Um detalhe que raramente é discutido: a fiabilidade também se negocia com evidência. Guarde exemplos concretos (datas, impactos, incidentes evitados, elogios de clientes) e transforme-os em linguagem de negócio quando falar de salário. “Evitei duas paragens do sistema num período crítico” é muito mais accionável para a empresa do que “sou muito dedicado”.
Repensar o que “merece” um salário mais alto: fiabilidade vs. ambição
Quando começa a olhar para o salário pela lente da fiabilidade, o local de trabalho ganha outra leitura. Aquele colega que “não parece brilhante” mas ganha mais? Provavelmente é a pessoa que os clientes pedem pelo nome, ou aquela a quem o director executivo liga quando há uma crise. Já a contratação jovem com ideias brilhantes, mas com seguimento caótico, é apreciada e incentivada - porém mantém-se no escalão salarial mais baixo.
Sejamos honestos: ninguém consegue isto todos os dias, sem falhas. Até as pessoas mais fiáveis têm semanas menos boas. O que conta é o padrão de longo prazo em que a chefia consegue apostar com segurança.

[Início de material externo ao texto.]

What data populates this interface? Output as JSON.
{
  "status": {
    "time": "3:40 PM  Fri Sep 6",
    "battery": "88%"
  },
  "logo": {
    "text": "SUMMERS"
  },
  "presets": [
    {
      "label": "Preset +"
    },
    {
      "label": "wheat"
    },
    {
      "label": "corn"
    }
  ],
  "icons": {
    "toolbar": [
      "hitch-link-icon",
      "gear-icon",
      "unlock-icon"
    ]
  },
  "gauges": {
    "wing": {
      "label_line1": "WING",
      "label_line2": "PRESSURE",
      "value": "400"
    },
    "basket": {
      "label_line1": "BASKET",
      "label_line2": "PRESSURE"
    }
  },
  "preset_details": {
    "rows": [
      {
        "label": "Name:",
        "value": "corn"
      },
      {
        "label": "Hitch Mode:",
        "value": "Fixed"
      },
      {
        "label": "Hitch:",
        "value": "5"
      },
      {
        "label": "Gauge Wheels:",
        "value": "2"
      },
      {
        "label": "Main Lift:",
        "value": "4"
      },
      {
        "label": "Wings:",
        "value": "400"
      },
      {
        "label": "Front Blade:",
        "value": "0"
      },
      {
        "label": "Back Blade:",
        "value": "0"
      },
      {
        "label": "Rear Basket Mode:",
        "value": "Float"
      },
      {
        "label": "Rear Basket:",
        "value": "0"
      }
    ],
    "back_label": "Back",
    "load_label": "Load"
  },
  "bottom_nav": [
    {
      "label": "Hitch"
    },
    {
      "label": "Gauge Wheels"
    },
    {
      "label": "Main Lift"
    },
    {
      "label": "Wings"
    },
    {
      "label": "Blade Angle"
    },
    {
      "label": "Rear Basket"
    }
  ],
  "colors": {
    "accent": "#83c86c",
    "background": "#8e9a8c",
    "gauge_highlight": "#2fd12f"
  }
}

| Ponto-chave | Detalhe | Valor para quem lê |
|---|---|---|
| A fiabilidade supera a ambição “em bruto” | As empresas pagam mais para baixar risco do que para recompensar apenas “potencial” | Ajuda a perceber por que razão alguns colegas ganham mais e onde concentrar o esforço |
| A fiabilidade pode ser tornada visível | Compromissos claros, entregas a tempo, resumos simples por escrito após reuniões | Dá alavancas práticas para a sua consistência aparecer nas avaliações |
| Pequenos hábitos, grande impacto no salário | Pontualidade, assumir erros, proteger tarefas críticas | Mostra como transformar comportamentos diários em argumentos para um aumento |
Perguntas frequentes
Pergunta 1: Isto quer dizer que a ambição não conta para o salário?
A ambição continua a contar, sobretudo em funções com metas de crescimento, vendas ou inovação. A diferença é que só rende quando assenta numa base fiável. Sem fiabilidade, a ambição é interpretada como risco, não como valor.Pergunta 2: Como mostro fiabilidade se trabalho numa área criativa?

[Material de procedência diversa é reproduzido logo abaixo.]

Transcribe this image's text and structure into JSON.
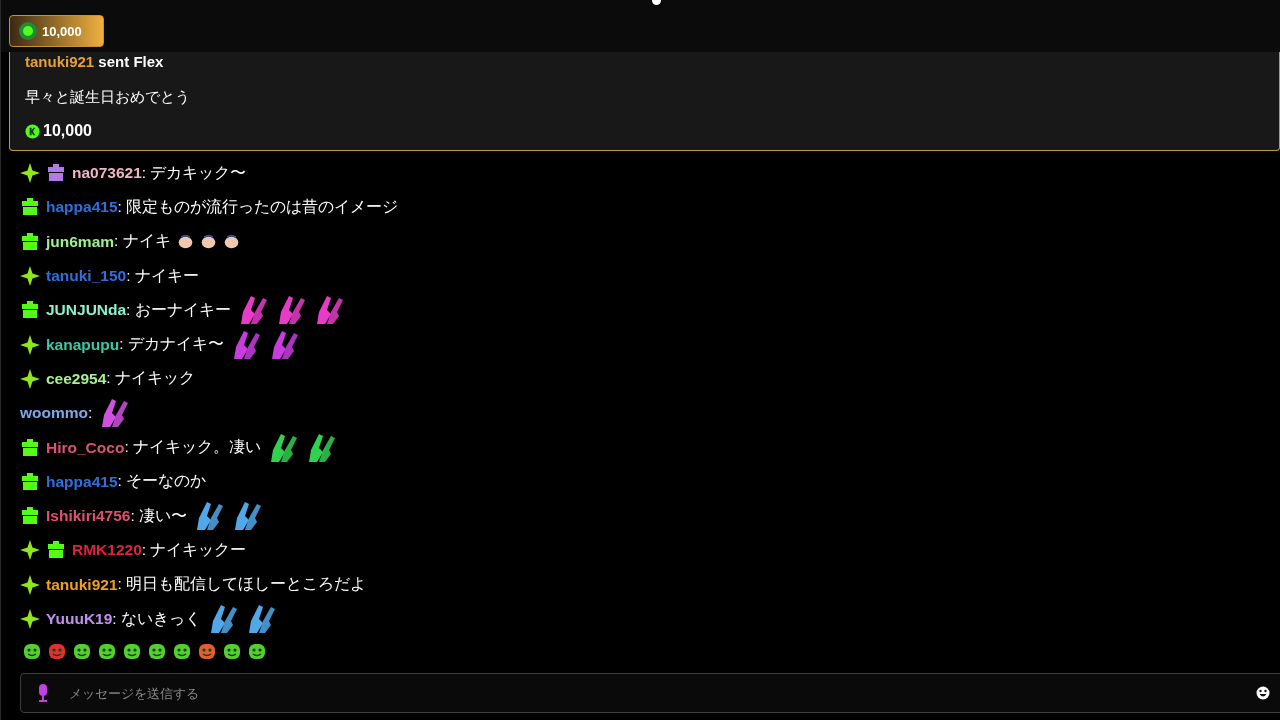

Mesmo em trabalho criativo existem prazos, controlo de versões e ciclos de feedback com o cliente. Entregue rascunhos quando diz que vai entregar, documente decisões e seja a pessoa que responde rápido quando uma campanha precisa de um ajuste de última hora.Pergunta 3: O meu manager só elogia “os desenrascados”. A fiabilidade ainda ajuda no meu salário?
Muitos líderes celebram a ambição em público, mas negoceiam salários com base em quem conseguem confiar para tarefas críticas. Registe contributos concretos e leve-os para a avaliação de desempenho, mesmo que não sejam elogiados todas as semanas.Pergunta 4: A fiabilidade compensa falta de experiência?

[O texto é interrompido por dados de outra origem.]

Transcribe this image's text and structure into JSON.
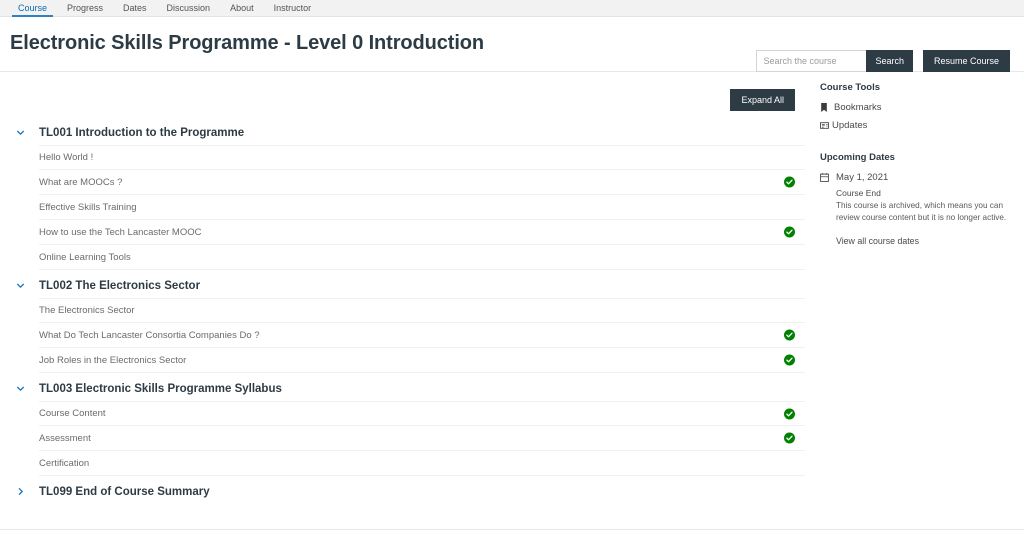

Até certo ponto, sim. Um júnior consistentemente confiável tende a ser retido, acompanhado e progressivamente melhor pago, enquanto um perfil brilhante mas errático fica estagnado. A fiabilidade acelera o valor da experiência que vai acumulando.Pergunta 5: O que posso mudar este mês para parecer mais fiável?
Pegue em todas as tarefas em aberto e atribua a cada uma um prazo claro por escrito, partilhado com quem depende do seu trabalho. Depois cumpra esses prazos. A diferença visível entre o que diz e o que faz vai diminuir - e as pessoas vão senti-la, incluindo na próxima conversa sobre salário.